SHIROKURO

Dancing in the shadow of your counterpart ****

from: Theaterkrant 30/1/2013

Shirokuro plays off extremes against one another: darkness against light; sound against silence; playful humour against rigidity. The Japanese title literally means ‘black-white’. It is a co-creation by pianist and visual artist Tomoko Mukaiyama, choreographer Nicole Beutler and lighting designer Jean Kalman, and it is guided throughout by the impassioned and uncompromising music of Russian composer Galina Ustwolskaja. Shirokuro is an aesthetic experience packed with pathos and the occasional tender aside.

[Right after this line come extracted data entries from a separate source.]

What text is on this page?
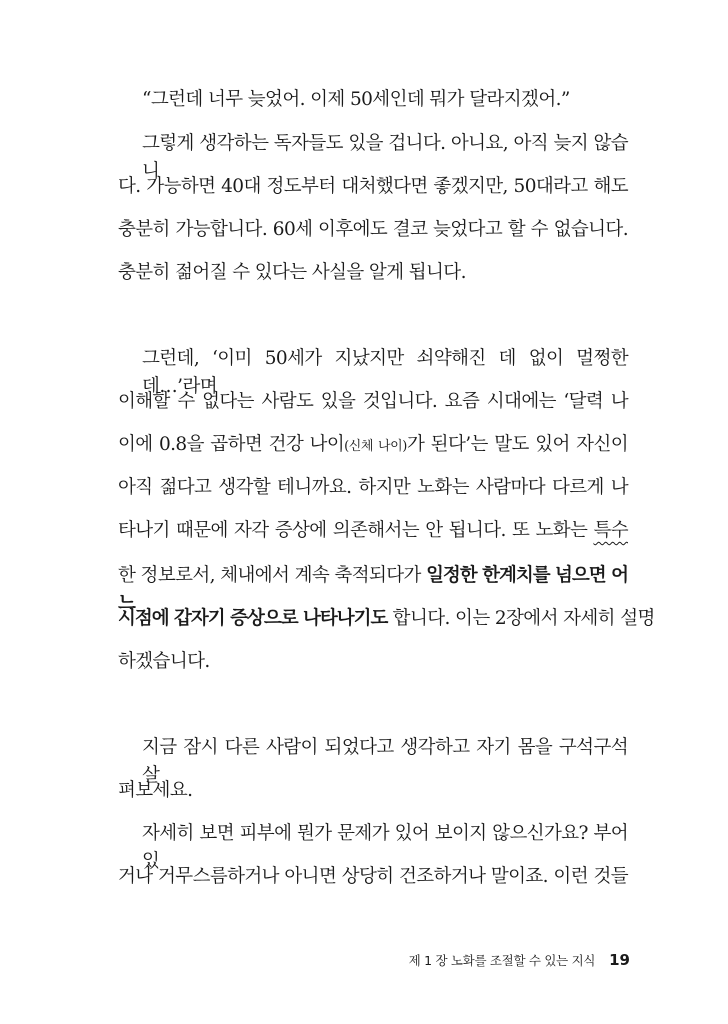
“그런데 너무 늦었어. 이제 50세인데 뭐가 달라지겠어.”
그렇게 생각하는 독자들도 있을 겁니다. 아니요, 아직 늦지 않습니
다. 가능하면 40대 정도부터 대처했다면 좋겠지만, 50대라고 해도
충분히 가능합니다. 60세 이후에도 결코 늦었다고 할 수 없습니다.
충분히 젊어질 수 있다는 사실을 알게 됩니다.
그런데, ‘이미 50세가 지났지만 쇠약해진 데 없이 멀쩡한데…’라며
이해할 수 없다는 사람도 있을 것입니다. 요즘 시대에는 ‘달력 나
이에 0.8을 곱하면 건강 나이(신체 나이)가 된다’는 말도 있어 자신이
아직 젊다고 생각할 테니까요. 하지만 노화는 사람마다 다르게 나
타나기 때문에 자각 증상에 의존해서는 안 됩니다. 또 노화는 특수
한 정보로서, 체내에서 계속 축적되다가 일정한 한계치를 넘으면 어느
시점에 갑자기 증상으로 나타나기도 합니다. 이는 2장에서 자세히 설명
하겠습니다.
지금 잠시 다른 사람이 되었다고 생각하고 자기 몸을 구석구석 살
펴보세요.
자세히 보면 피부에 뭔가 문제가 있어 보이지 않으신가요? 부어있
거나 거무스름하거나 아니면 상당히 건조하거나 말이죠. 이런 것들
제 1 장 노화를 조절할 수 있는 지식 19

The idea of a ‘dance concert’ inspired Beutler and Mukaiyama and brought them together. Their search for the right music ended when they found the work of Ustwolskaja, a composer of intensely physical music who led a reclusive existence in Russia. She only received recognition late in life, largely thanks to the efforts of Reinbert de Leeuw.

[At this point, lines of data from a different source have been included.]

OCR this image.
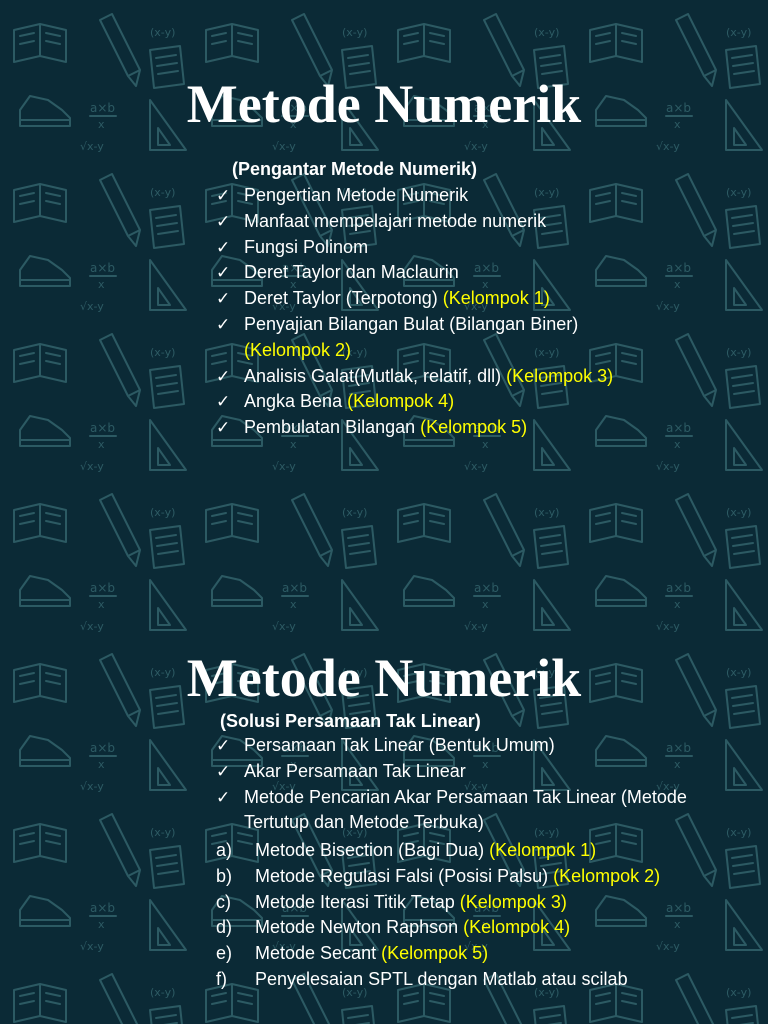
Metode Numerik
(Pengantar Metode Numerik)
✓ Pengertian Metode Numerik
✓ Manfaat mempelajari metode numerik
✓ Fungsi Polinom
✓ Deret Taylor dan Maclaurin
✓ Deret Taylor (Terpotong) (Kelompok 1)
✓ Penyajian Bilangan Bulat (Bilangan Biner) (Kelompok 2)
✓ Analisis Galat(Mutlak, relatif, dll) (Kelompok 3)
✓ Angka Bena (Kelompok 4)
✓ Pembulatan Bilangan (Kelompok 5)
Metode Numerik
(Solusi Persamaan Tak Linear)
✓ Persamaan Tak Linear (Bentuk Umum)
✓ Akar Persamaan Tak Linear
✓ Metode Pencarian Akar Persamaan Tak Linear (Metode Tertutup dan Metode Terbuka)
a) Metode Bisection (Bagi Dua) (Kelompok 1)
b) Metode Regulasi Falsi (Posisi Palsu) (Kelompok 2)
c) Metode Iterasi Titik Tetap (Kelompok 3)
d) Metode Newton Raphson (Kelompok 4)
e) Metode Secant (Kelompok 5)
f) Penyelesaian SPTL dengan Matlab atau scilab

Shirokuro opens with modest lighting from three fluorescent bulbs distributed about the stage. Mukaiyama’s piano concert is prefaced with a mysterious soundscape of breathing followed by soft mechanical beeping. Soon after this she enters the stage, barely visible and murmuring as she rummages about near one of the lights. Then she takes the lamp and settles with it at her piano.

Mukaiyama’s appearance is almost bestial, as when the audience can only discern her naked back framed by a mass of black hair. And this impression is only intensified by the physicality of her piano playing: she hammers the keys with her wrists and fists and energetically swings her full weight up and down to achieve maximum power. There is an endearing quality to it, especially because Mukaiyama occasionally intersperses Ustwolskaja’s music with the diffident tones of Schubert. This contrast creates a musical tension. The arrival of dancer Mitchell Lee van Rooij on the dimly lit stage introduces a new contrast; initially only his white shirt catches the light and he, like Mukaiyama, is an undefined creature in motion. The element of suggestion is continually being fed in Shirokuro.

Former Scapino dancer Rooij moves about the gradually brightening space, hacking it to pieces with vigorous sweeps of his arms – using his full weight and paralleling Mukaiyama’s piano playing. His lowered hips and powerfully swaying arms recall the vocabulary of some martial art. But the movements also transform, such as when Van Rooij and Mukaiyama (looking like Yoko Ono in her black wig) begin their slow and serene pas de deux, with Mukaiyama almost literally dancing in the shadow of her counterpart.

Penetrating beams of light from behind the silver-grey curtains herald a new scene. The stage design for Shirokuro continually shifts perspective: initially subtle, it gradually becomes increasingly insistent. Jean Kalman has used simple tools to create new landscapes. In one of his set pieces, thousands of black scraps flutter to the floor, to the accompaniment of a delicate rustling sound. This is no brief or superficial effect; it is long, persistent. It is astonishing to what extent this trio of artists have galvanised one another in their pursuit of extremes. Shirokuro merges stage design, dance and music in a gripping sensory experience.